HMRC recommend that you have this information to hand when starting an application. If you are waiting for information to register you can save and edit the application for 7 days by clicking ‘Save and Exit’. This will soon be increased to 28 days. 

Self-assessment scams warning

Criminals claiming to be from HMRC have targeted individuals by email, text and phone with their communications ranging from offering bogus tax rebates to threatening arrest for tax evasion. Contacts like these should sound alarm bells – HMRC would never call threatening arrest.

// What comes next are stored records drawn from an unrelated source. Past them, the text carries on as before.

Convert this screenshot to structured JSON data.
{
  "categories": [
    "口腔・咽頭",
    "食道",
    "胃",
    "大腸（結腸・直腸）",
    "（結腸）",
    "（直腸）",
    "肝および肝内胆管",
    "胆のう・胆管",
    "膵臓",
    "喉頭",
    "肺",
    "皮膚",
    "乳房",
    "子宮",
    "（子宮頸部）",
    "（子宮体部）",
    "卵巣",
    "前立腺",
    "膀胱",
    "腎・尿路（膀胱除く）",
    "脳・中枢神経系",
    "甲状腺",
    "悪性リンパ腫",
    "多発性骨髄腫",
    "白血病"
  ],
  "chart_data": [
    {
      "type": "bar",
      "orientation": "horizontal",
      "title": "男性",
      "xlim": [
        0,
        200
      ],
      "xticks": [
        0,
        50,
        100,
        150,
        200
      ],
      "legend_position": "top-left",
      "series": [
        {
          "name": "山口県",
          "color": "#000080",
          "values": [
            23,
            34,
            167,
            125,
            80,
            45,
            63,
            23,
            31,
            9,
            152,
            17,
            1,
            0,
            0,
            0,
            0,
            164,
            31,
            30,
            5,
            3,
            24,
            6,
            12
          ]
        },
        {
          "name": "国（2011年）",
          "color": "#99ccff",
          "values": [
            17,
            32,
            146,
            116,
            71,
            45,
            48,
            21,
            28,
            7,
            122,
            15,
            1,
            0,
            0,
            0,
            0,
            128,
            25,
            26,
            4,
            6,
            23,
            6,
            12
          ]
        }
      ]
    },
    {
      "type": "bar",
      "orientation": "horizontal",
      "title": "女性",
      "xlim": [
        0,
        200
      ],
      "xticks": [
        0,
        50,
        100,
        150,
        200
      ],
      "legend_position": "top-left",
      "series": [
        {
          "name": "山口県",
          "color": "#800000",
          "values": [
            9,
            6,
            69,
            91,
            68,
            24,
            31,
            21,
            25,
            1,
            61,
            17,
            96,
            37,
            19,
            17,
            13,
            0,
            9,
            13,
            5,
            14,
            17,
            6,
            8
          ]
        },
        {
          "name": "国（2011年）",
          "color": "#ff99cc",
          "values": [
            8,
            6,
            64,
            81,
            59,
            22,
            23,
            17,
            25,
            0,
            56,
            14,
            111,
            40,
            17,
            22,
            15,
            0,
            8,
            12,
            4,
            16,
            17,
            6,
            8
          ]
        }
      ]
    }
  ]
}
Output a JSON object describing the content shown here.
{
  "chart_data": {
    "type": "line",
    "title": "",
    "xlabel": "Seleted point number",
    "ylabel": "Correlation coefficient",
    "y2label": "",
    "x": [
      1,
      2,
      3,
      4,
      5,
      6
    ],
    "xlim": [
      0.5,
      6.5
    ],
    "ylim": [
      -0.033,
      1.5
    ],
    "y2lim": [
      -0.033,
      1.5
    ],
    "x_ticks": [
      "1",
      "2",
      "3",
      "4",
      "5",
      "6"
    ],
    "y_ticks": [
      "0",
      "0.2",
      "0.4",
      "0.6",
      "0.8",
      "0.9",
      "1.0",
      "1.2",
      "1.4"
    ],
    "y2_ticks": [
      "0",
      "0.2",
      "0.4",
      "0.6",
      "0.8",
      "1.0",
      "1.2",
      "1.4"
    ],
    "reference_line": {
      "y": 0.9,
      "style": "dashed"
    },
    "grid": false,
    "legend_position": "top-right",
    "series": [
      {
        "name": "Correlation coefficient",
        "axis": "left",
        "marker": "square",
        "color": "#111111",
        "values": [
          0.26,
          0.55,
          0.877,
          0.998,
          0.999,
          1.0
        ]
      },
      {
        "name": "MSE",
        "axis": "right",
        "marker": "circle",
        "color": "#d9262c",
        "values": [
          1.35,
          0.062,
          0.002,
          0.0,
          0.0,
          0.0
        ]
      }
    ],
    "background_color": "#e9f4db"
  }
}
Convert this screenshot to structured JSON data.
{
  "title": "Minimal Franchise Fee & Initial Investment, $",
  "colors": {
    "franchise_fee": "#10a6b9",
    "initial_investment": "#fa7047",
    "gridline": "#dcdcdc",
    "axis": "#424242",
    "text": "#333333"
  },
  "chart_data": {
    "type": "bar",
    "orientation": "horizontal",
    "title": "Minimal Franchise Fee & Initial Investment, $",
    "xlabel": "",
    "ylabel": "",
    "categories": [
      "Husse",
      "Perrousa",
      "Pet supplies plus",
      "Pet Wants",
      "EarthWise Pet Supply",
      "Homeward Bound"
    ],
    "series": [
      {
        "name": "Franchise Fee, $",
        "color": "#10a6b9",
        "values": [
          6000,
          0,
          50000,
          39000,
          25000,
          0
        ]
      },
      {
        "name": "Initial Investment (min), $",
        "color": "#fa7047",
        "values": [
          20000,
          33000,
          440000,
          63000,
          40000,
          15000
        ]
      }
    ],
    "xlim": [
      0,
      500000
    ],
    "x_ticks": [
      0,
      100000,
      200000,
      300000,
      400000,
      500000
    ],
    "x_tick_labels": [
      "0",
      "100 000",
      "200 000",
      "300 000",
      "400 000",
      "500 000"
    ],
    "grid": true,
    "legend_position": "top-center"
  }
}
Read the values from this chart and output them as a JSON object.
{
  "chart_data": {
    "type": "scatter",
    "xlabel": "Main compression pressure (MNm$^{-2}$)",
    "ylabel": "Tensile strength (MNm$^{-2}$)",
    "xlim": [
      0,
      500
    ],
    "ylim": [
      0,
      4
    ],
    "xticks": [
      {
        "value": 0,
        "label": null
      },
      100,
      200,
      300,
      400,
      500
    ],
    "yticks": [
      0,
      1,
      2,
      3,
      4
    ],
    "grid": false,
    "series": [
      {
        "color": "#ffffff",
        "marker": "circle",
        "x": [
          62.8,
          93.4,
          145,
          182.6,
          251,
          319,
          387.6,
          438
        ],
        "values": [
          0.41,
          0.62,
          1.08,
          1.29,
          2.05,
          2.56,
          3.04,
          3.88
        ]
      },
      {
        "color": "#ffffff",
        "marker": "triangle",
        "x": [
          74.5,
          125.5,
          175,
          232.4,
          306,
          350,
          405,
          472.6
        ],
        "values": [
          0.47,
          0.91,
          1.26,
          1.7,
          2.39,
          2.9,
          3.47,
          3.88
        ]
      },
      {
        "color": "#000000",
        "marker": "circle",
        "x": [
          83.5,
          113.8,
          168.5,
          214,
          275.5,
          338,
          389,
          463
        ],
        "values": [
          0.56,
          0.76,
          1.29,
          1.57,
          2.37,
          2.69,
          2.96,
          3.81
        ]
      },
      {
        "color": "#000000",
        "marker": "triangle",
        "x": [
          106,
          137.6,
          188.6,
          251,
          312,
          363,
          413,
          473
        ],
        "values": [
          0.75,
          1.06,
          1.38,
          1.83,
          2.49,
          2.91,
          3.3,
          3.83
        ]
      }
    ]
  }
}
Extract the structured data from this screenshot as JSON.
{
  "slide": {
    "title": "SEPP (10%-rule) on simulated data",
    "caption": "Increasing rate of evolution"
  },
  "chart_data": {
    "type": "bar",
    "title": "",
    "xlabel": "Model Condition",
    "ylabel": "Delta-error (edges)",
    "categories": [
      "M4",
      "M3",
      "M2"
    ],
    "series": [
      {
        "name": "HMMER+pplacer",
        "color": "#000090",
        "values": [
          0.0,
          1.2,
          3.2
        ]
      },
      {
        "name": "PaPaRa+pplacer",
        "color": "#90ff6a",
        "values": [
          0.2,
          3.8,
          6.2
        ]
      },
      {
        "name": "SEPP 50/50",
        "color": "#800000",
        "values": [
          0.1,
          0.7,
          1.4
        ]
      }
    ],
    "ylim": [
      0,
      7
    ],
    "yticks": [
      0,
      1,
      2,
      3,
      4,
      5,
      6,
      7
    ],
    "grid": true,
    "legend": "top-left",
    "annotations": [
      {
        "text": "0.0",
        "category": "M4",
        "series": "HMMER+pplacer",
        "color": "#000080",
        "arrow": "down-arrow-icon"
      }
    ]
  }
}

Anyone contacted by someone claiming to be from HMRC in a way that arouses suspicion is advised to take their time and check the scams advice on GOV.UK.

Taxpayers can report any suspicious activity to HMRC. They can forward suspicious texts claiming to be from HMRC to 60599 and emails to phishing@hmrc.gov.uk. Any tax scam phone calls can be reported to HMRC using the online form on GOV.UK.

Tax Diary November/December 2022

1 November 2022 – Due date for Corporation Tax due for the year ended 31 January 2022.

19 November 2022 – PAYE and NIC deductions due for month ended 5 November 2022. (If you pay your tax electronically the due date is 22 November 2022.)

19 November 2022 – Filing deadline for the CIS300 monthly return for the month ended 5 November 2022.

19 November 2022 – CIS tax deducted for the month ended 5 November 2022 is payable by today.

1 December 2022 – Due date for Corporation Tax payable for the year ended 28 February 2022.

19 December 2022 – PAYE and NIC deductions due for month ended 5 December 2022. (If you pay your tax electronically the due date is 22 December 2022).

19 December 2022 – Filing deadline for the CIS300 monthly return for the month ended 5 December 2022.

19 December 2022 – CIS tax deducted for the month ended 5 December 2022 is payable by today.

30 December 2022 – Deadline for filing 2021-22 self-assessment tax returns online to include a claim for under payments to be collected via tax code in 2023-24.